Carlo Goldoni a déjà cinquante-cinq ans. Il a triomphé
sur les scènes vénitiennes et peaufiné au fil des ans
la réforme qui lui tient à cœur et qui consiste à rendre
un contenu psychologique et social et un langage aux
masques de la
Commedia dell’Arte
abâtardie. Mais il
est las des incessantes attaques de ses adversaires,
en particulier celles de l’atrabilaire Comte Carlo Gozzi
qui soutenait un théâtre de féeries et détestait le
réalisme des pièces de son compatriote. Goldoni songe à quitter Venise. L’occasion se
présente ; il est invité à Paris par les acteurs de la
Comédie-italienn
e.
Il écrit dans ses
Mémoires
, rédigées en français à la fin de sa vie : « Voici la dernière pièce que je
donnai à Venise avant mon départ
Una delle ultime sere di Carnevale
(La soirée des jours Gras)
comédie vénitienne et allégorique dans laquelle je faisais mes adieux à ma patrie.

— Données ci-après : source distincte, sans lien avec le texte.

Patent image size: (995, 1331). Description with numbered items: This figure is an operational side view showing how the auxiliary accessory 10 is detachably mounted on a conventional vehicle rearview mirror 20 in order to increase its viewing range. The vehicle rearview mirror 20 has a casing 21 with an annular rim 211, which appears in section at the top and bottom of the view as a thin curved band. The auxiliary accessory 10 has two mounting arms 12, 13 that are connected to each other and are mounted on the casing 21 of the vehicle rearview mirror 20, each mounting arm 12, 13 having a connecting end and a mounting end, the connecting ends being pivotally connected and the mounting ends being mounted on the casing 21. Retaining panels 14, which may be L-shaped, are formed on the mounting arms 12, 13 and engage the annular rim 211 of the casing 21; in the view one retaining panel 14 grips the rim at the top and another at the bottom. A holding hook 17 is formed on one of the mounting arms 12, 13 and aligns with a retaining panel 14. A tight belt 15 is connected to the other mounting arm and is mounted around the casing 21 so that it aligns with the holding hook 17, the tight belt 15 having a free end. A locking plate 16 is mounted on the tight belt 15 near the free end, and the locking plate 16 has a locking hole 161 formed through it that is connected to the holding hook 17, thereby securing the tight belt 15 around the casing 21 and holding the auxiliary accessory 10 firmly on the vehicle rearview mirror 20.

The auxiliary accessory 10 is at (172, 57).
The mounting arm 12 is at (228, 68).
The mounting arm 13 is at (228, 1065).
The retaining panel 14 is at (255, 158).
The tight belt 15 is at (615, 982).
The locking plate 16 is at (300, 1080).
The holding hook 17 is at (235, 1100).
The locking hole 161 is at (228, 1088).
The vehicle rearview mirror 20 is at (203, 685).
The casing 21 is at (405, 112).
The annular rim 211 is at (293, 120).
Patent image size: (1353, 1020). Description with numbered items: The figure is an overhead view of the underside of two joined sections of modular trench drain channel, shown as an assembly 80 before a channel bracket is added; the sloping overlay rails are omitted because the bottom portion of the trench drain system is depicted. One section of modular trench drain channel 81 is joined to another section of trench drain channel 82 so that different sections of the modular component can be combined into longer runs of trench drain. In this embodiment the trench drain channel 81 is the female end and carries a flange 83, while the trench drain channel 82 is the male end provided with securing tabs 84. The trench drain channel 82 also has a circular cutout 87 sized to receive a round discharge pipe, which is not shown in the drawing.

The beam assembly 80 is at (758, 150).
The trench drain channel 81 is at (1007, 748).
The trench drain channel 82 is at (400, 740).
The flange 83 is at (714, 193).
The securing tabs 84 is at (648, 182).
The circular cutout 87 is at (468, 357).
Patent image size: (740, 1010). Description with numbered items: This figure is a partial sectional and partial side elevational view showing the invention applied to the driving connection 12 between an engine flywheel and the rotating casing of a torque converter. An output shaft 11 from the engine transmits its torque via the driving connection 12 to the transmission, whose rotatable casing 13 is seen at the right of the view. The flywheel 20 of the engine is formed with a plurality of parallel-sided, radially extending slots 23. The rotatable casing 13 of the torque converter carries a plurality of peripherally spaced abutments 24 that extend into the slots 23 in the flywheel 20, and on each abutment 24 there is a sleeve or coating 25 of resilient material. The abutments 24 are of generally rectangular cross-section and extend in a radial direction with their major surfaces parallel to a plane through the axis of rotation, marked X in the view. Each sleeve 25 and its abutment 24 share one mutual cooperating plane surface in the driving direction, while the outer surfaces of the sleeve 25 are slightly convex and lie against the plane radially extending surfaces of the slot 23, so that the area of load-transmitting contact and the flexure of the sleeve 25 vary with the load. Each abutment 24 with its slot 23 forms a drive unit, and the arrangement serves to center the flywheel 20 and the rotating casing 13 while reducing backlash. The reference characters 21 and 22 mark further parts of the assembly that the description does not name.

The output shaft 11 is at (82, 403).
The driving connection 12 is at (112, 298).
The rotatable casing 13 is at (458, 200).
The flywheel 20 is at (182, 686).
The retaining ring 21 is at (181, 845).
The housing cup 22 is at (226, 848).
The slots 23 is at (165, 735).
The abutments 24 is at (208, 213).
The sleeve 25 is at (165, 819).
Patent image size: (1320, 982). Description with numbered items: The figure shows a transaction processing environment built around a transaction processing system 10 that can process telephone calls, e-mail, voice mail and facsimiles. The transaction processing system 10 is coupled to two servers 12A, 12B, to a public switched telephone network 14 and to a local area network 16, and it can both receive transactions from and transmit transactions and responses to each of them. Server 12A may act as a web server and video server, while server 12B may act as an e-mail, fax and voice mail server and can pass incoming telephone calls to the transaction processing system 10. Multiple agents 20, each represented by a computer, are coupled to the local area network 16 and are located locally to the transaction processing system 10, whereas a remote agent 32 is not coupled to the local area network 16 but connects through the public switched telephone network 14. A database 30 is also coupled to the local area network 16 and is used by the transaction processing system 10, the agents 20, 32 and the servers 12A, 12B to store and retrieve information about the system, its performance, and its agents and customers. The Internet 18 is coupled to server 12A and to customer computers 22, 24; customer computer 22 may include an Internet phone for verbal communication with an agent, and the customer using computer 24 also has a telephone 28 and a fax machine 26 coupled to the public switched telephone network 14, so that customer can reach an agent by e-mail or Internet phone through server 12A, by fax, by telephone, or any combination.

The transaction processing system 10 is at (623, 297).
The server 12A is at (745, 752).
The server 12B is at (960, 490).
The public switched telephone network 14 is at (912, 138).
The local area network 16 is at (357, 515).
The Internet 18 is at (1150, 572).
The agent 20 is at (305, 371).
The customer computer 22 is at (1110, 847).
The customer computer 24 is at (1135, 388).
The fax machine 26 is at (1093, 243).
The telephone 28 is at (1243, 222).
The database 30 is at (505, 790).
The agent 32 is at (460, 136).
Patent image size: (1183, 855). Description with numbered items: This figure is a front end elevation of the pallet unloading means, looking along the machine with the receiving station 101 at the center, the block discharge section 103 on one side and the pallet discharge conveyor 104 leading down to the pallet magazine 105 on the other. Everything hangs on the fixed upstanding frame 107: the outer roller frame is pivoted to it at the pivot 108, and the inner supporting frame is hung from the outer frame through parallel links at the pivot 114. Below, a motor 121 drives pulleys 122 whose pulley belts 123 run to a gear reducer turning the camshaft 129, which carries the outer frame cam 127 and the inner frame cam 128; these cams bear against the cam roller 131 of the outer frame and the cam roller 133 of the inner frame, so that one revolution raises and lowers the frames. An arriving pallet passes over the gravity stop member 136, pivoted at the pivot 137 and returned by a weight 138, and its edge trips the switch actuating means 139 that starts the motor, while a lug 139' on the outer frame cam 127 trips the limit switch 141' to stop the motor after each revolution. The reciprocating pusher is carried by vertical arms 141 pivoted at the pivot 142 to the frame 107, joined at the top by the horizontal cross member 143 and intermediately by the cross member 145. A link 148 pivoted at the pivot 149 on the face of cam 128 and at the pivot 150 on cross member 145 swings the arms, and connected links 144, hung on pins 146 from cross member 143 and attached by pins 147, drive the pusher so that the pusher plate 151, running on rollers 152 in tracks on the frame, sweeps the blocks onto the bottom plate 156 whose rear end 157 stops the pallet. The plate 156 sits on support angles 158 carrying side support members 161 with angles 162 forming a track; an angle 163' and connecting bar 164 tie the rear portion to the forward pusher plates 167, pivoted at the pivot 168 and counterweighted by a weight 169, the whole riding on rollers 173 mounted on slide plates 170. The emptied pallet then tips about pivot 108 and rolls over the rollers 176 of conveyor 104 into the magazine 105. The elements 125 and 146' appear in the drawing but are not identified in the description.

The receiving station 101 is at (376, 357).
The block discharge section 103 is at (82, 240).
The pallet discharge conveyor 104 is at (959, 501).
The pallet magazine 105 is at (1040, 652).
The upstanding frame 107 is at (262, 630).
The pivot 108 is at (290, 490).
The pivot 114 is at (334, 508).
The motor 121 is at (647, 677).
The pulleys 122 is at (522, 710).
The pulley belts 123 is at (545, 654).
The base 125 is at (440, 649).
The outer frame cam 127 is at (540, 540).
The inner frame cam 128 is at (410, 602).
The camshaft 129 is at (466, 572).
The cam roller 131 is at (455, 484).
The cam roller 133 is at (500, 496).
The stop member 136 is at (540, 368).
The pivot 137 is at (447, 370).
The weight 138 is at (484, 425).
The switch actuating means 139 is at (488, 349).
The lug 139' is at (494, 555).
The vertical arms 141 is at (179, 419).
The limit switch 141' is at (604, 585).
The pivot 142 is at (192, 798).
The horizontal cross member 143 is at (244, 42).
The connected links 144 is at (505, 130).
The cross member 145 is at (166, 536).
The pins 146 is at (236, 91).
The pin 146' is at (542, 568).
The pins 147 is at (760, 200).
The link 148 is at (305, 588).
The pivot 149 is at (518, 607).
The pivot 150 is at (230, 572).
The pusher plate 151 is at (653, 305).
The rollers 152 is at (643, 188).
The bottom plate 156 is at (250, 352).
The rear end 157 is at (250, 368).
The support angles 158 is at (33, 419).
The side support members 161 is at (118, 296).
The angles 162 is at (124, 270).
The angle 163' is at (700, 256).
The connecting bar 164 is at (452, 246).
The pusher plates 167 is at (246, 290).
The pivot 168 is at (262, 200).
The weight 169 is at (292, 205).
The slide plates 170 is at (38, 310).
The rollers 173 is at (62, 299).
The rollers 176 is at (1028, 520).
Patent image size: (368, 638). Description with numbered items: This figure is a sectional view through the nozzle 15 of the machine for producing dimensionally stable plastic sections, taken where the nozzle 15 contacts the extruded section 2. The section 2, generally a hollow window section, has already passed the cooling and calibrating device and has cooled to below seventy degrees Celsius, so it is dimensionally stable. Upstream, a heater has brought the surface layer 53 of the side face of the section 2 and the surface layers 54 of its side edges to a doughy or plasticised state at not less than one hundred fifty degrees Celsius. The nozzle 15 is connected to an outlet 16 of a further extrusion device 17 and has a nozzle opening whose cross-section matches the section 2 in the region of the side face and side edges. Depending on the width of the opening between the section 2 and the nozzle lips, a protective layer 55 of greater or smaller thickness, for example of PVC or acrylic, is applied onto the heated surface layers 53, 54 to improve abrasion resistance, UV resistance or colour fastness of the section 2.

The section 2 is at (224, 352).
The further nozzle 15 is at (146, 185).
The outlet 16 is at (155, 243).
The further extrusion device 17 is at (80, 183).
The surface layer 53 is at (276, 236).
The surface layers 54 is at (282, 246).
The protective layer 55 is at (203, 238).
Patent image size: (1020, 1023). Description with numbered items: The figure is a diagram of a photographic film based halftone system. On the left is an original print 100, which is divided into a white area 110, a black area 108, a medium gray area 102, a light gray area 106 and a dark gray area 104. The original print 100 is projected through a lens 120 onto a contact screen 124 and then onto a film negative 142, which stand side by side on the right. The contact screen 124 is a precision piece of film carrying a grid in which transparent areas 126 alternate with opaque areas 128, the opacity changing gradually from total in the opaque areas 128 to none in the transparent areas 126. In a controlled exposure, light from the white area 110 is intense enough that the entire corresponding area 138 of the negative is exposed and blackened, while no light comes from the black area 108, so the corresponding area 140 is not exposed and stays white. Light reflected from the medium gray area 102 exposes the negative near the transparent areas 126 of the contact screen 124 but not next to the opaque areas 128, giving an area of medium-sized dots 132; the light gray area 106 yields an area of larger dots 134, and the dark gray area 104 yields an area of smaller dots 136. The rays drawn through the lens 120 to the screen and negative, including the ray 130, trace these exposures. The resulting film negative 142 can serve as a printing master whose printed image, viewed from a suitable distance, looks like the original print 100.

Zamaria,
fabricant d’étoffes, donne une fête à ses confrères et y invite Anzoletto qui leur fournissait les
dessins ; l’assemblée des fabricants représentait la troupe de comédiens et le dessinateur,
c’était moi. Une brodeuse française, appelée Madame Gâteau (remarquons que Goldoni corrige
ici l’orthographe du nom de ce personnage qu’il nomme en 1762 Madama Gatteau) se trouve
pour des affaires à Venise. Elle connaît Anzoletto, elle aime autant sa personne que ses
dessins, elle l’engage, et va l’emmener à Paris. » Lapsus de l’auteur ?
En fait, Anzoletto part en Moscovie, métaphore du futur voyage en France de l’auteur, pays
dans lequel Goldoni mourra dans la misère en 1793 après avoir fréquenté Versailles et enseigné
l’italien à Mesdames, les filles de Louis XV et aux sœurs de Louis XVI. Il se souvient : « Je puis
dire que le peu de français que je sais je l’ai acquis pendant les trois années de mon emploi au
service de Mesdames. Elles lisaient les poètes et les prosateurs français, elles les répétaient
avec grâce et élégance ». Goldoni reconnaît implicitement par qu’en 1762, il connaissait mal
notre langue. Il l’écrivit fort bien ensuite : sa pièce
Le Bourru bienfaisant
en témoigne ; elle
triompha à la Comédie-Française en 1771.
Pour prendre congé de son public, Goldoni a le bon goût d’écrire
Une des dernières soirées de
carnaval
, sa comédie des adieux, en vénitien. Seule la vieille et ridicule brodeuse française ne le
parle pas mais elle le comprend. Ce personnage comique, que le public voit arriver avec plaisir,
s’exprime à la fois en un italien souvent déforet en un français désuet et précieux. Sans
doute Goldoni exorcise-t-il, à travers elle, sa peur de s’expatrier en France.
Dans la pièce nous avons donc trois langues ; le vénitien (proche de l’italien), l’italien
baragouiné par Madame Gatteau et un français désuet ; nous avons laissé les répliques de
Madame Gatteau telles que Goldoni les avait écrites.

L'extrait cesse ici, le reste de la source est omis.